About this blog

This is a window into the weird world of Anglicanism, as experienced on a Cathedral Close. Has anything much happened since Trollope's Barchester Chronicles? You will still see the 'canon in residence' hurrying across to choral Evensong, robes flapping, as the late bell chimes. But look carefully and you will notice he is checking the football score on his iPhone as he runs. This is also a writer's blog. It charts the agony and ecstasy of the novelist's life. And it's a fighter's blog. It charts the agony and ecstasy of the judo mat. Well, the agony, anyway.

Saturday 23 July 2011

End of an Era


Well, it's been a long journey, from the moment when I opened volume 1 and said to my small son, 'I'm going to read you the first of the two books Grandma sent you for Christmas.'  My son replied, 'I don't want you to.  I won't like it.'  I said, 'Well, I'll just read the first few pages, and if you really don't like it, we don't have to read the rest.'  Son: 'I won't listen.'  Me: That's fine, but I'm going to read it anyway.'  He was hooked by the end of page one.  The adventure had begun.  It ended last night, some dozen years later, with a family outing to the final film, Harry Potter and The Deathly Hallows Part II.
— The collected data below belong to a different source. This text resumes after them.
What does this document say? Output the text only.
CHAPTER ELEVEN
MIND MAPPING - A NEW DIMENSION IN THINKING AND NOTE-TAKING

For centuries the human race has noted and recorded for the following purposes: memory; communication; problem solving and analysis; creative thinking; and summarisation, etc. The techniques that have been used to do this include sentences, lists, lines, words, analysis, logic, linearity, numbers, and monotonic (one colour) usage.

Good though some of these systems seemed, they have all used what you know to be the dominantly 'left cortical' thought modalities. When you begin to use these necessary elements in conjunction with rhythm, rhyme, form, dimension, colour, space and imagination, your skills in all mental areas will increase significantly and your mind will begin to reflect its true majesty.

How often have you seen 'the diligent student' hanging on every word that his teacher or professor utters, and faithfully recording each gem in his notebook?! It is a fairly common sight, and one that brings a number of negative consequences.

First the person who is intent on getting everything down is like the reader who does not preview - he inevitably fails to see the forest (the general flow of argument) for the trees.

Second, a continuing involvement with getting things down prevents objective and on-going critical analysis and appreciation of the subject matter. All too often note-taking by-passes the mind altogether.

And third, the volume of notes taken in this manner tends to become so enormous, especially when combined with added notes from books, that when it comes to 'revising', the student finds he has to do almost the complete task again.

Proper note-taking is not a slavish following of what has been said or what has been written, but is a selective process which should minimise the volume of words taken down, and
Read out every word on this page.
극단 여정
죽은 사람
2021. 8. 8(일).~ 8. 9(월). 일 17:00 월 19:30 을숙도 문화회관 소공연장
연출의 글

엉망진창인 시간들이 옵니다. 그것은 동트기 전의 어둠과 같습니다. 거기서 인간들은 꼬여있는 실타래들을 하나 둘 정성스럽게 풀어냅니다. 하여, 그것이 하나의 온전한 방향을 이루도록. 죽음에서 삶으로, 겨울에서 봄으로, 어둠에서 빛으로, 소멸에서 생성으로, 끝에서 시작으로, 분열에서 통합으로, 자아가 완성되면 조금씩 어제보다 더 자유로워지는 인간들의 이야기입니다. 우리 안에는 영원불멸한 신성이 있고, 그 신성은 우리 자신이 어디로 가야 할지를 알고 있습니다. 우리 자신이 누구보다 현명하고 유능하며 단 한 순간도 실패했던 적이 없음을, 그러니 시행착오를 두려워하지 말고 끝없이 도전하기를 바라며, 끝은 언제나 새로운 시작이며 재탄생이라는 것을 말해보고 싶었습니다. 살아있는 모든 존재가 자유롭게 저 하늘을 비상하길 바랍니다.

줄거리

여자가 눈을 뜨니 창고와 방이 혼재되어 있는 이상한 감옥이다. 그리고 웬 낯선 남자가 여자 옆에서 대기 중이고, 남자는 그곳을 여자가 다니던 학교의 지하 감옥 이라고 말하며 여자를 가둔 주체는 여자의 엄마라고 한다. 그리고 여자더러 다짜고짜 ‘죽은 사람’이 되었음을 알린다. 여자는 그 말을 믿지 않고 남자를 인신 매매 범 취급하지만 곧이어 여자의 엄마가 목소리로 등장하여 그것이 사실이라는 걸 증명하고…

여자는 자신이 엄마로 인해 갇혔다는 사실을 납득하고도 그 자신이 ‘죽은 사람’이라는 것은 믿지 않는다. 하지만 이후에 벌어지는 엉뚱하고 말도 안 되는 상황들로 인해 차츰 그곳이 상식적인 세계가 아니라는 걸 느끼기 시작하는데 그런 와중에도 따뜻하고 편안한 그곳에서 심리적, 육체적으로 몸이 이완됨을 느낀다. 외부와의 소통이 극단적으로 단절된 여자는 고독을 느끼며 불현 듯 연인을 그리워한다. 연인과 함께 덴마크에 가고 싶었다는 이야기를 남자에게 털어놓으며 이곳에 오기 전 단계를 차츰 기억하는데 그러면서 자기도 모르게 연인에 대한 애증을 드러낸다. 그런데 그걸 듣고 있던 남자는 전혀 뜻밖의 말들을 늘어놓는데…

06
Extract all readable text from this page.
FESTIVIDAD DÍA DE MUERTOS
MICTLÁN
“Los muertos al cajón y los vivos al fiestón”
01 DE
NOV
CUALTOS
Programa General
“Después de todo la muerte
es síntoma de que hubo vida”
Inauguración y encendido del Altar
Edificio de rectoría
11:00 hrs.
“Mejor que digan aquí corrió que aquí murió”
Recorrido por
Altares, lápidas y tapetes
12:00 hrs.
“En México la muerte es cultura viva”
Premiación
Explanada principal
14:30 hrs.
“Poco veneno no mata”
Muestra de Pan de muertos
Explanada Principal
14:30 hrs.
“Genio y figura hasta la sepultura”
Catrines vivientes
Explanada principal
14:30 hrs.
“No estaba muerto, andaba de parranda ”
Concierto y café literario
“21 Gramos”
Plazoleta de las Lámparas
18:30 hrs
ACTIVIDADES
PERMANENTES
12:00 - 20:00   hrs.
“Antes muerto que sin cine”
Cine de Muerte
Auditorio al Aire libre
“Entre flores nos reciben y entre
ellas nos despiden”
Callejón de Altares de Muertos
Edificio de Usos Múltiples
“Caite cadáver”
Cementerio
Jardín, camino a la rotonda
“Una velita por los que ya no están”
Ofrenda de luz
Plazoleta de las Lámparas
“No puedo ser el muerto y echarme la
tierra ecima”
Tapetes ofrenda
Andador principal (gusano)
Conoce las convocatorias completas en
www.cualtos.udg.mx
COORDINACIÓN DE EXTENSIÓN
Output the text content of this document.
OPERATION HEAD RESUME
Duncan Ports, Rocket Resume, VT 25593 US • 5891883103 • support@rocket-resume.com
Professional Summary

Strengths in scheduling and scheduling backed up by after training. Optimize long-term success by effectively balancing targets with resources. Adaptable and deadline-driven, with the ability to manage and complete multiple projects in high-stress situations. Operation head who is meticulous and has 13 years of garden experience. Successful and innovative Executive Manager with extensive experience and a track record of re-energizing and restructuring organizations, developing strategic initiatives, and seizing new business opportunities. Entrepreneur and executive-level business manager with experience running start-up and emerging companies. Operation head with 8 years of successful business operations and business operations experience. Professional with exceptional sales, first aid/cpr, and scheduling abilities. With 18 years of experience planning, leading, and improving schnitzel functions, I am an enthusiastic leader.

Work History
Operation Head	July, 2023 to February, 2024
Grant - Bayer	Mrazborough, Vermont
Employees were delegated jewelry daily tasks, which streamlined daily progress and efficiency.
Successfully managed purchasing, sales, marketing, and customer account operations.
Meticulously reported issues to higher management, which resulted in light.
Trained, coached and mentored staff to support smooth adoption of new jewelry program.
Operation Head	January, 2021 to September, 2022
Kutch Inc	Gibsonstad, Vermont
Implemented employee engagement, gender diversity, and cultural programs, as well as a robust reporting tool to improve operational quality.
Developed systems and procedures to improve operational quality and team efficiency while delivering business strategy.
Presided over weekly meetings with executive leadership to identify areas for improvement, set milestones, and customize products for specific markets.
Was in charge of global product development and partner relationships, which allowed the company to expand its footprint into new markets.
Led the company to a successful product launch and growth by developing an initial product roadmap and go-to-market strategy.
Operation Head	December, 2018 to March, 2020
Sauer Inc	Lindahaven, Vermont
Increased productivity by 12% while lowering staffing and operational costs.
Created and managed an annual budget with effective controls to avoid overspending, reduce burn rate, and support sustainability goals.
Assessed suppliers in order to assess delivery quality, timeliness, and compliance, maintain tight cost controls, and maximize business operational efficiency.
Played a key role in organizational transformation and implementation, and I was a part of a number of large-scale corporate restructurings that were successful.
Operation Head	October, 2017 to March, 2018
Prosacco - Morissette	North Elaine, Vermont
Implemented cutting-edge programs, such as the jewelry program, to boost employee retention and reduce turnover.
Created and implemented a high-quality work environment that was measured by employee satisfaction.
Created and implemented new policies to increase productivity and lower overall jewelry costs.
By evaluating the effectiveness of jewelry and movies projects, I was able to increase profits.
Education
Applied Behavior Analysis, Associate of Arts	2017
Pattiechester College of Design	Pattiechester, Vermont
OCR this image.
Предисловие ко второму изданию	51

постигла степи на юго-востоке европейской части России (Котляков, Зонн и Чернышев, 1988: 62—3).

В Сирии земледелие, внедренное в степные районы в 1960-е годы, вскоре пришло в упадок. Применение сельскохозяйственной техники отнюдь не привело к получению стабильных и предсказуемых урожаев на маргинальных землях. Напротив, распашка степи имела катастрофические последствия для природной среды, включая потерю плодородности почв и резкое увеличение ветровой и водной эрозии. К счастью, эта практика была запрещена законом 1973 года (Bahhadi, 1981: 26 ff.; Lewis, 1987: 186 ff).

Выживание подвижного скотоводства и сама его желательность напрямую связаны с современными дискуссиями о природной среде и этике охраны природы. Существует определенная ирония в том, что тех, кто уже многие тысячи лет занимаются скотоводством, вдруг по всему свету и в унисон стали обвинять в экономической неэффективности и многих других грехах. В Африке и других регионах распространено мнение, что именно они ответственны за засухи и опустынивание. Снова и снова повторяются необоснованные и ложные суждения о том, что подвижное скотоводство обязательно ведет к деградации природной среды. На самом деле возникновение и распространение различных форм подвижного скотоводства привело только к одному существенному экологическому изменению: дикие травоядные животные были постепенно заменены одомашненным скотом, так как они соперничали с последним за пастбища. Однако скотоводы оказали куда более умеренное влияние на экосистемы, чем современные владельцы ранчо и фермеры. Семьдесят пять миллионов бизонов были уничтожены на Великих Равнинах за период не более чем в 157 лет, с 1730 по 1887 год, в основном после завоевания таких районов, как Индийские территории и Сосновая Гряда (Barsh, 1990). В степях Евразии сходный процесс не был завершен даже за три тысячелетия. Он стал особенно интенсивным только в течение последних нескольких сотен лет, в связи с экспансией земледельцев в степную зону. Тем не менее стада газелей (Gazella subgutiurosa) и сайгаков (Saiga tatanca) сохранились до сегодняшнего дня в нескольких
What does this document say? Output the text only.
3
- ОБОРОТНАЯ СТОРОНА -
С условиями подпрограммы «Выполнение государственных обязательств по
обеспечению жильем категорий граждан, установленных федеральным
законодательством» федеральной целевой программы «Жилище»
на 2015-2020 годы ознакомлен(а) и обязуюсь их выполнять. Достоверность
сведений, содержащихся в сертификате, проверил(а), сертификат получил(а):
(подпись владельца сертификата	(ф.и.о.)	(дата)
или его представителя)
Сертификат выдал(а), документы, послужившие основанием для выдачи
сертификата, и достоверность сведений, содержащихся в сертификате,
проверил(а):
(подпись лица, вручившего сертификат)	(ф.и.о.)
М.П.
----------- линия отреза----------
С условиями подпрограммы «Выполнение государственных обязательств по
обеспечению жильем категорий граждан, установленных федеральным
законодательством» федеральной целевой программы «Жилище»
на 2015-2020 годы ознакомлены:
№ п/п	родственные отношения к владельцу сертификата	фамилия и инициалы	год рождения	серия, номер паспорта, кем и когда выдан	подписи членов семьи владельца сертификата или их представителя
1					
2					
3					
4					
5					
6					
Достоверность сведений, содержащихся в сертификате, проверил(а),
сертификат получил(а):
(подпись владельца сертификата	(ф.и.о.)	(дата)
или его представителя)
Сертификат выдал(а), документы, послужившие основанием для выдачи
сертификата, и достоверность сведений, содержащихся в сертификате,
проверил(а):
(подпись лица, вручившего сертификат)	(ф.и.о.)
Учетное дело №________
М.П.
We were ahead of the game in those early days.  The following World Book Day our son went to school dressed as Harry Potter.  Who are you?  I'm Harry Potter.  Who's Harry Potter?  The following year everyone went as Harry Potter, so my sons went as Asterix and Obelix instead.  They are a classic example of boys who started to read because of JKR.  The books are still there on the shelves, as you can see, read to bits.  Above and below are the grown up books: the poetry, the thrillers, the quantum mechanics.

Book 3 was the first one we went out and bought for ourselves, going straight from school.  Where on earth were the queues at Waterstones?  Did people not know?  Pottermania only really took off at Book 4.  It's book 3 I remember best, sitting on a rug on the lawn one sunny August afternoon, finishing reading it out loud to both sons, now.  I remember crying when Harry's patronus appeared.  I also remember how scary it was, the dementors, and of having to invent anti-Voldemort collects to say at bedtime so that my hyper-imaginative older son could sleep.   And I remember the cassettes, those endless car journeys with Stephen Fry's big voice booming plummily.

Book 4 was the first one our son read for himself, desperate to finish before the curate's sons, beside himself with fury when I got ahead of him by sneakily reading while he was at school.  I have a photo of him at Junior Church, dressed as Ron (hair sprayed red, eyeliner freckles) head bent over his volume.  Oh, the speculation!  Who dies?  Surely not Ron?!  The mean kids in the playground, spoiling it.  How would the series end?  'Then Harry woke up,' was my son's suggestion.  'It had all been a dream.  He was still in the cupboard under the stairs.  He was not a wizard after all.  The End.'

Book 5 was the one where the chancellor scored maximum points for a midnight trip to Sainsbury's to buy a copy on Day One, when Mum had meanly refused.  Book 6, I have no recollection of.  It has fallen, I think, into a black hole in my memory caused by depression.  Book 7 was bought in France, in a shop in Fougeres.  Two copies, as by now there was no way an agreement could be reached between our two boys over who got it first.  This was when we learnt that son 2 could read faster than son 1, heh heh heh.  We have photos of them both nose in book at street cafes across Britanny.  Quite a quiet holiday, that one.

And there were the films, of course.  We've seen them all.  The chancellor famously cried when Neville Longbottom won the house cup for Gryffindor (Kingdom values, the first shall be last etc).  By the final film Hogwarts was no longer recognisable as a hybrid of Durham cathedral and Alnwick castle, places our sons knew well from their early childhood in the north east.  The acting had improved, the special effects had come on.  3D!  Woo hoo!  The end of the last film (apart from the '19 years on' coda) seemed desolate.  The three nearly grown up wizards standing on the wreckage of Hogwarts, alone.  It's over.  We did it.  But there was no reassuring adult presence, no Dumbledoor to explain it all.  It felt like a fitting liminal image for the Potter generation. Your childhood is over.  You are the next generation of grown-ups.